Summary I recently purchased this printer for use with OS X Lion (10.7), and I'm having a terrible experience with it. To be fair, the hardware seems reasonably good, and the HP Scan software's interface looks better than most manufacturer-supplied applications of its sort. But I have encountered three big problems with the device's scanner that render it pretty much useless to me, and HP support seems determined to give no help:
(1) After scanning a few pages, I always get an error that prevents further scanning for some time. I have taken a number of steps to resolve it, but none had any effect. I described the problem in detail at http://h30434.www3.hp.com/t5/Scanning-Faxing-and-Copying/Scanning-with-HP-OfficeJet-Pro-8600-Plus-on-OS-X-10-7/m-p/1278511#M27683. HP support claims that the error comes from Apple's ImageCapture application, which is not true; it comes from HP's own scanning software, which apparently uses the ImageCapture libraries. In the unlikely event that it's an ImageCapture bug, HP should either work with Apple to address it, work around it, or develop a device driver that doesn't rely on ImageCapture.
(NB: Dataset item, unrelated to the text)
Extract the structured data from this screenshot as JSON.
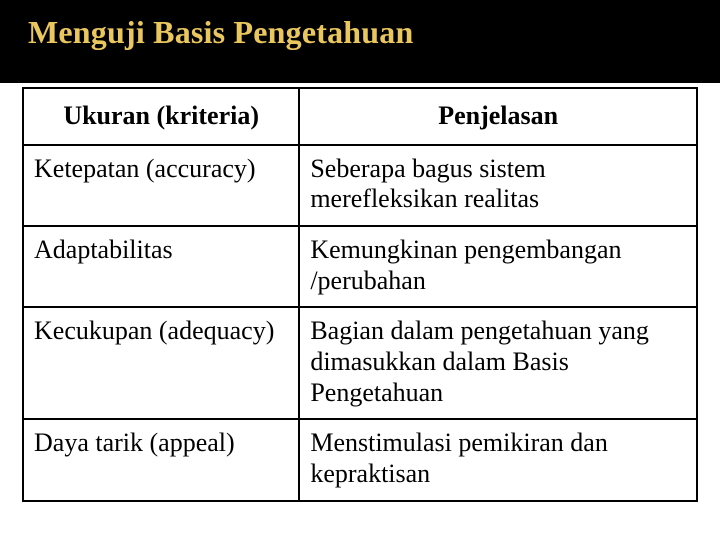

Or at least they could at least acknowledge the problem.
(2) HP offers no TWAIN driver for use on OS X. As a result, you can only scan using HP Scan or Apple's ImageCapture application. You cannot scan with Acrobat Pro, for instance. I would be surprised if this does not change sometime in the future, but at the moment HP support confirms the limitation and gives no indication of plans to release a TWAIN driver. It seems to me that one should have been able to know this before buying the printer, but I don't think HP mentions it anywhere.
(3) Scanning resolution is limited to 300 ppi when using the document feeder. Again, this is not mentioned in any of the device specifications I've seen. Under "scanner resolution," HP's own specs just say, "Optical: Up to 4800 dpi, Enhanced: Up to 4800 dpi." (I'm not sure if this is a hardware limitation. My guess is that it's not.)
My impression so far is that HP really does not support using the device with OS X Lion. I would be glad to be proven wrong! But I see another review here that suggests I'm not the only Mac user having problems with this device's drivers and getting the runaround from HP support.